Job creation efforts paltry

Along with his recent budget, Finance Minister Jim Flaherty also tabled a report on jobs which was largely overlooked. Not surprisingly, it showed the Harper government in a good light, and to some extent this was deserved. We did come out of the Great Recession in 2009 better than many others, including the United States.

Along with his recent budget, Finance Minister Jim Flaherty also tabled a report on jobs which was largely overlooked. Not surprisingly, it showed the Harper government in a good light, and to some extent this was deserved. We did come out of the Great Recession in 2009 better than many others, including the United States.

But it would be a huge mistake to think that the recovery has been as rosy as our government would like us to think. We could have done better in job creation over the past 12 to 18 months, for example, were it not for the Harper government’s determination to balance the budget before the next election. Government has been a drag on the economy when more push has been needed.

If we compare the most recent jobs numbers, for January of this year, with January 2007, the peak period before the Great Recession hit, then Flaherty’s jobs picture is much less impressive.

Between those two dates we have generated nearly 1.1 million new jobs, which sounds good. But this was over a long period of time.

Moreover, there are fewer Canadians of working age actually participating in the work force today (67.5 per cent in 2007 and 66.3 per cent now), there is a smaller share of the Canadian working age population actually employed (61.6 per cent now compared to 63.4 per cent in 2007), and the part-time share of those with jobs is higher now (19 per cent now versus 18.2 per cent in 2007). If we had the same participation rate as in 2007, the unemployment rate today could be closer to nine per cent than the 7.0 per cent reported in January.

Clearly, much remains to be done to improve the jobs situation, especially for young Canadians. We are not generating jobs in particular in the tradable sector — the products and services we can export.
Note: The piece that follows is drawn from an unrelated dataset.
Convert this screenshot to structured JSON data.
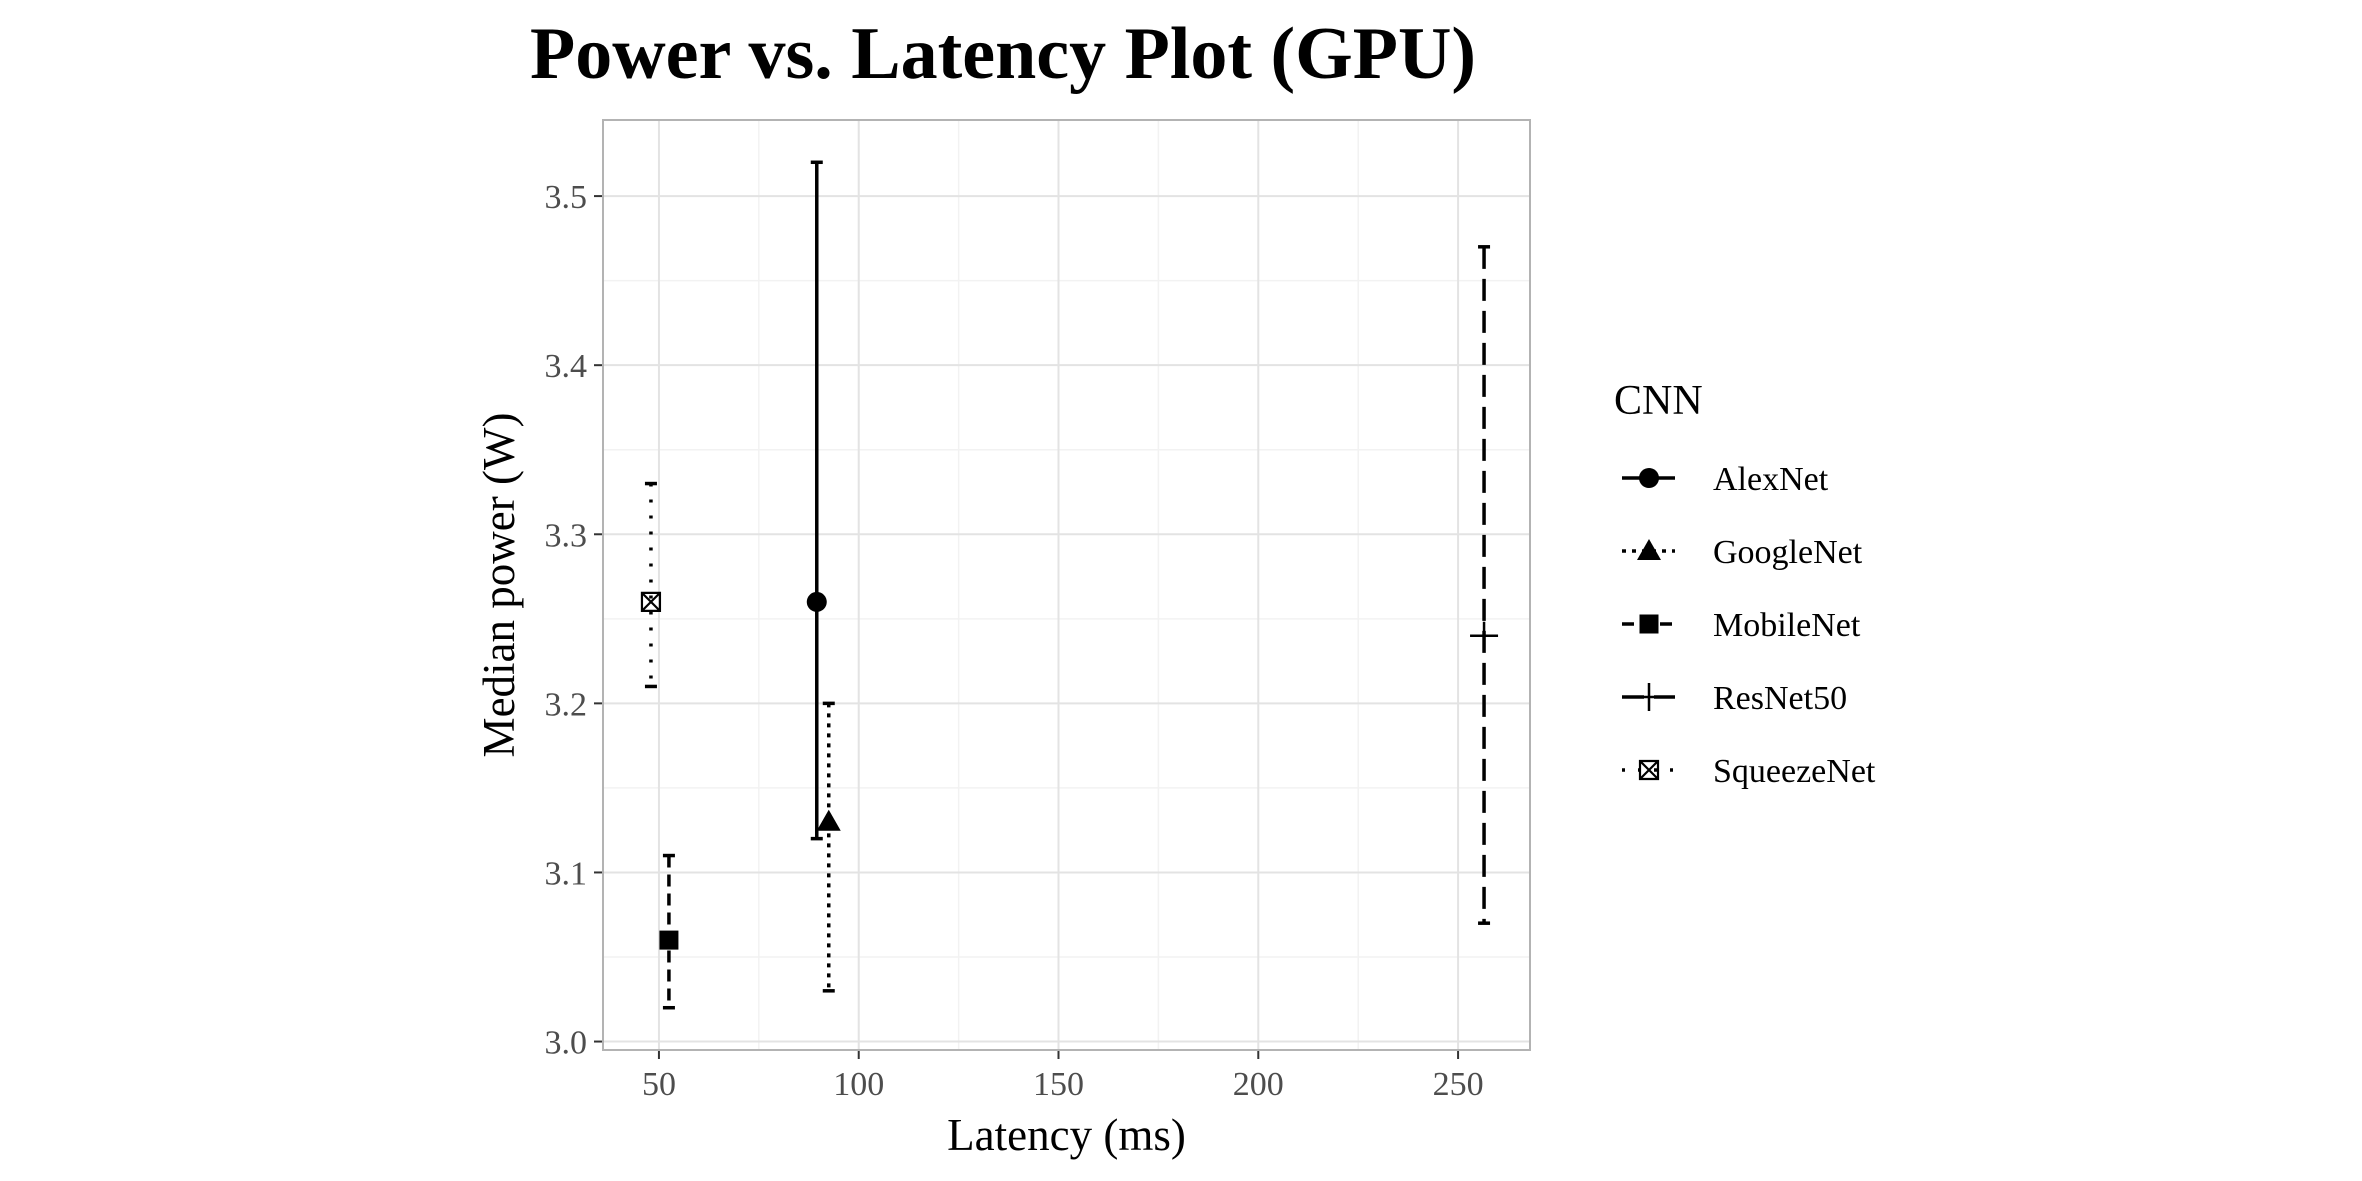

Manufacturing employment was 378,500 lower in January this year, compared to January 2007 when there were 2.1 million jobs, while the much-ballyhooed resources sector, including oil and gas, added just 24,600 jobs in this same period, from 352,000 jobs in 2007.

Instead, the broadly defined public sector — health, education, social services and public administration — has accounted for about 55 per cent of all job gains since January 2007. Health and social services showed a bigger actual increase in employment than any other part of the jobs market, with 390,400 new jobs. The housing boom added another 213,500 construction jobs as Canadians took advantage of low mortgage rates.

What public policy has not been able to do has been to boost the tradable sector, especially manufacturing. Overall, the business sector has not been investing in the latest machinery and equipment and other technologies to anywhere near the level needed to improve competitiveness through new products or processes.

As both the Bank of Canada and the international Monetary Fund have highlighted, Canada needs to rebalance the economy so that more growth comes from exports and business investment rather than from debt-financed consumer spending and housing.

But as the Bank of Canada noted in its most recent Monetary Policy Report, “there are no signs of rebalancing towards exports and business investment,” although it pinned hopes for improvement on the recent depreciation of the Canadian dollar. In the meantime, “the shift in the composition of aggregate demand necessary for sustainable growth has not yet occurred.”

A similar message was contained in the recent IMF report on the Canadian economy. “The composition of growth does not yet point to the much needed rebalancing from household consumption and residential construction towards exports and business investment,” it said. Canadian exports had not recovered from the Great Recession and were well below where they should be in a typical recovery.

In a new commentary on manufacturing, TD Economics explains there are other factors besides a weak U.S. economy and an uncompetitive exchange rate hurting Canadian exports. The growth markets in the U.S., for example, are far from the Canadian border and their trade connections to Canada are weak. Growing competitiveness from Mexico, China and India also have to be taken into account.

Yet without much greater attention to manufacturing, and expansion overall of tradable goods and services activities, Canada’s economy will continue to underperform. The Harper government is emphasizing trade deals and training, and these can make a difference. But more is needed, especially in innovation, a green economy and smart infrastructure.